自宅での四十九日法要の日が近づいたら、改めてお寺へ連絡を入れましょう。四十九日の日時を決める際に既に連絡をしていますが、直前に確認をしておくと丁寧な印象を与えられますし、安心して当日を迎えられます。
家族や参列者への連絡
自宅の四十九日法要に参列予定の方には、案内状を用意して送ります。身内には電話やメールでお知らせする場合もありますが、それ以外は案内状を送付するのが一般的です。連絡の際は、下記のような内容を盛り込みましょう。
家族や参列者へ連絡する内容
- 法要の案内
- 法要の日時
- 自宅の場所とアクセス方法
- 会食の有無
- 服装や持ち物
- 参加の可否確認
自宅での四十九日法要におけるマナー・注意点
最後に、自宅で四十九日法要を行う際に知っておくべきマナーや注意点を紹介します。
服装のマナー・注意点
四十九日法要では、喪服を着用するのが一般的です。たとえ身内だけの自宅法要であっても、カジュアルな服装は故人や僧侶へ失礼にあたります。法要にふさわしい服装を選び、故人や僧侶へ敬意を示しましょう。施主の方針で私服にする場合、僧侶へ事前の相談が必要です。

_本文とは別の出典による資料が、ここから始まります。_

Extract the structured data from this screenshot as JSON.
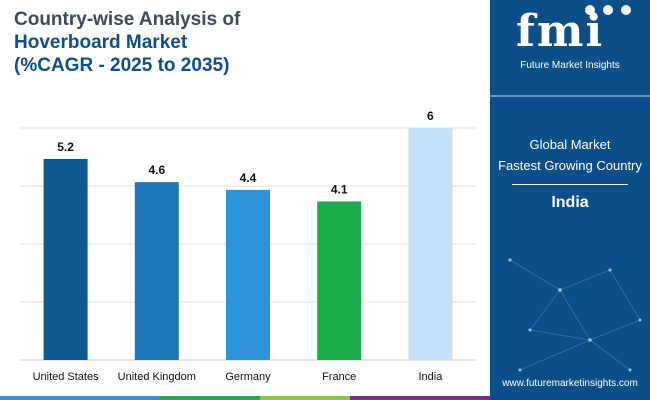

四十九日の服装や身だしなみのマナーについて詳しく知りたい方は、下記をご覧ください。
挨拶のマナー・注意点
身内だけの自宅法要だとしても、法要の始まりや終わりの挨拶、会食の案内、会食前の挨拶はしっかりと行いましょう。忙しい中集まっていただいた方に感謝し、法要をスムーズに進めるためです。ただし、挨拶や案内は簡潔に行い、長くならないように気をつけます。
引き物・香典返しのマナー・注意点
引き物や香典返しは、感謝の気持ちを表現するものです。品物を用意する際は、以下に注意しましょう。
四十九日の引き物の選び方・注意点
- 相場(会食ありの場合):3千円〜5千円
- 相場(会食なしの場合):4千円~8千円
- 消え物(食べたり使ったりするとなくなるもの)を選ぶ
- 掛け紙をかける
- 僧侶にもお渡しする
四十九日の香典返しの選び方・注意点
- 相場はいただいた香典の3〜5割
- 消え物を選ぶ
- 掛け紙をかける
四十九日法要に用意するものや注意点を把握して早めに準備を始めましょう
この記事のまとめ
- 自宅での四十九日法要は、メリットとデメリットを比較して決める
- 必ず用意するものと家族で必要性を判断するものがある
- 法要前に僧侶と参列者へ連絡をする
- 家族だけの自宅法要であっても、基本的に喪服を着用する
- 引き物や香典返しには相場を守る
- 僧侶には、お布施とは別に引き物も用意する
四十九日法要は、故人を偲び、家族や参列者が心を一つにする大切な機会です。自宅で行う場合、故人が慣れ親しんだ場所でくつろいで過ごせるメリットがあるものの、用意には時間と労力が必要となります。用意するもののリストを参考に、早めに計画を立てて準備を始めましょう。